Sindicato STOP acompanha ministro da Educação em críticas ao Chega

“Esta grande luta, greve, de todos os profissionais da educação é uma mobilização totalmente apartidária e não aceitamos este tipo de oportunismo e aproveitamento vergonhoso”, refere o STOP este sábado.

O Sindicato de Todos os Profissionais de Educação (STOP), em braço de ferro com o Governo, acompanhou hoje o ministro da tutela, João Costa, nas críticas ao Chega, acusando o partido de “aproveitamento” e “oportunismo”.

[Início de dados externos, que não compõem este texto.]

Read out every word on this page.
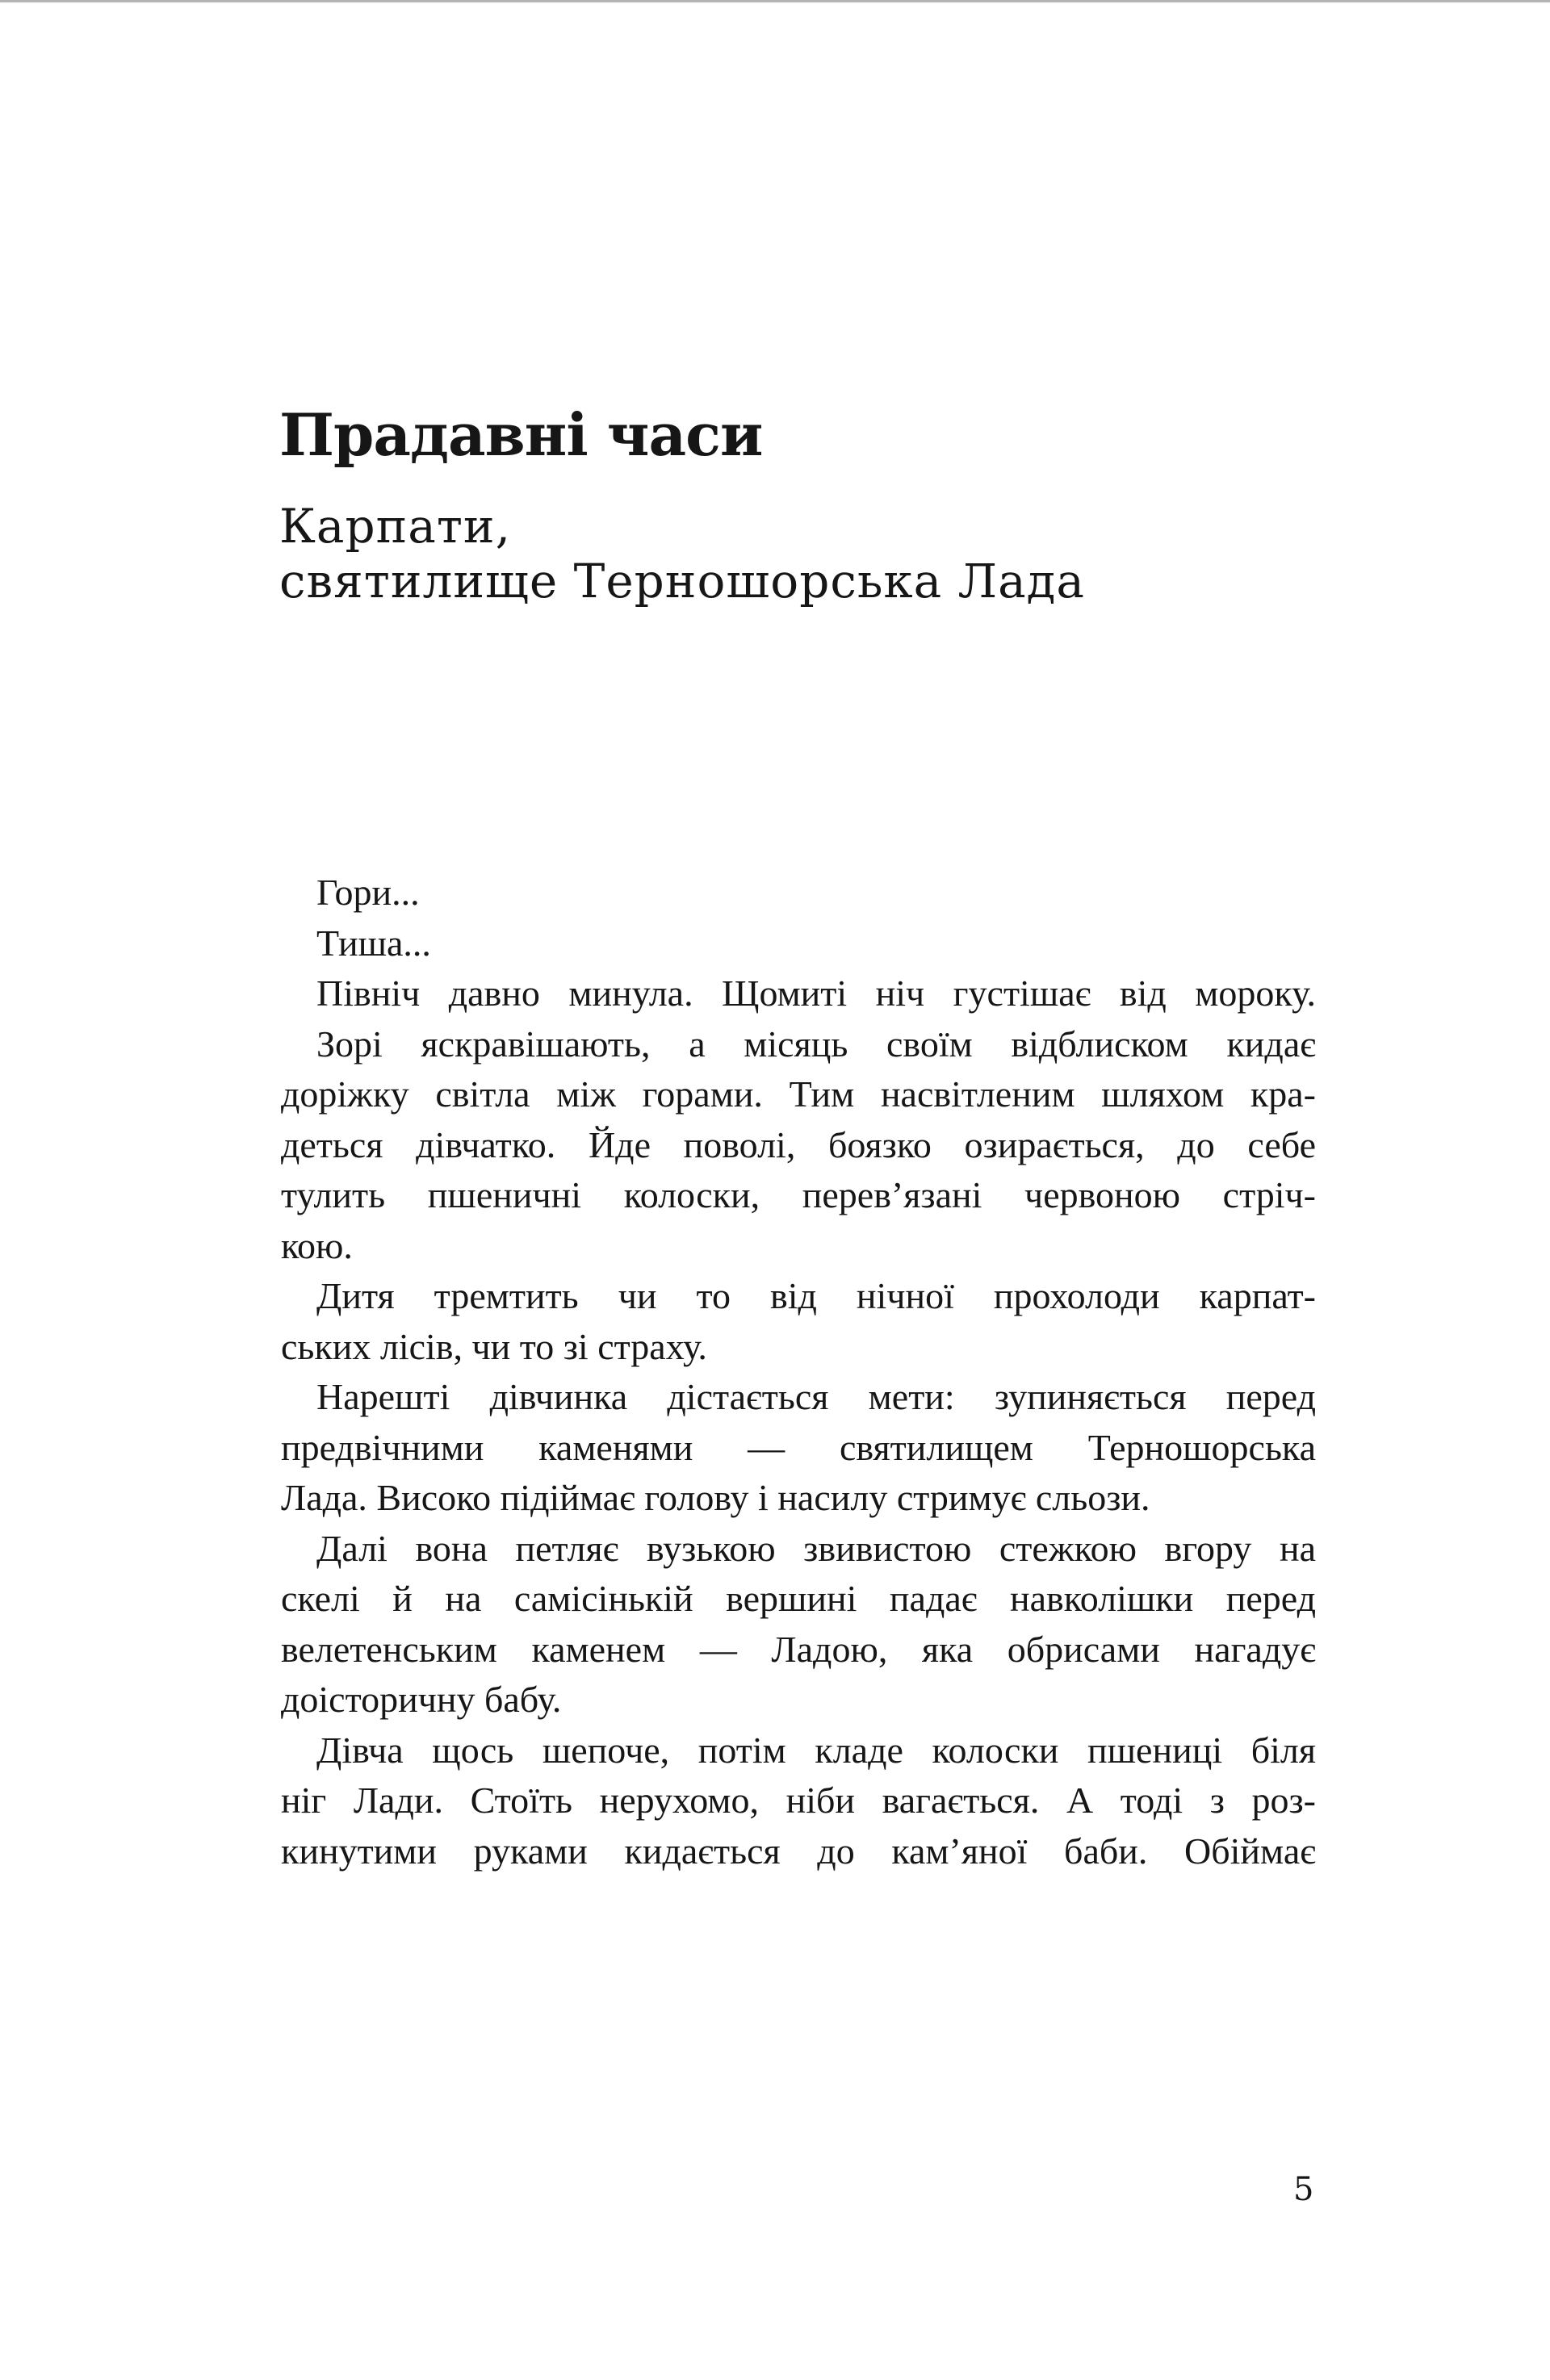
Прадавні часи
Карпати,
святилище Терношорська Лада
Гори...
Тиша...
Північ давно минула. Щомиті ніч густішає від мороку.
Зорі яскравішають, а місяць своїм відблиском кидає
доріжку світла між горами. Тим насвітленим шляхом кра-
деться дівчатко. Йде поволі, боязко озирається, до себе
тулить пшеничні колоски, перев’язані червоною стріч-
кою.
Дитя тремтить чи то від нічної прохолоди карпат-
ських лісів, чи то зі страху.
Нарешті дівчинка дістається мети: зупиняється перед
предвічними каменями — святилищем Терношорська
Лада. Високо підіймає голову і насилу стримує сльози.
Далі вона петляє вузькою звивистою стежкою вгору на
скелі й на самісінькій вершині падає навколішки перед
велетенським каменем — Ладою, яка обрисами нагадує
доісторичну бабу.
Дівча щось шепоче, потім кладе колоски пшениці біля
ніг Лади. Стоїть нерухомо, ніби вагається. А тоді з роз-
кинутими руками кидається до кам’яної баби. Обіймає
5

“Esta grande luta, greve, de todos os profissionais da educação é uma mobilização totalmente apartidária e não aceitamos este tipo de oportunismo e aproveitamento vergonhoso”, refere o STOP em comunicado, repudiando “o aproveitamento que o partido Chega faz da sigla STOP” e o “assumir como suas as reivindicações dos docentes e não docentes”, numa “tentativa torpe de obter ganhos políticos”.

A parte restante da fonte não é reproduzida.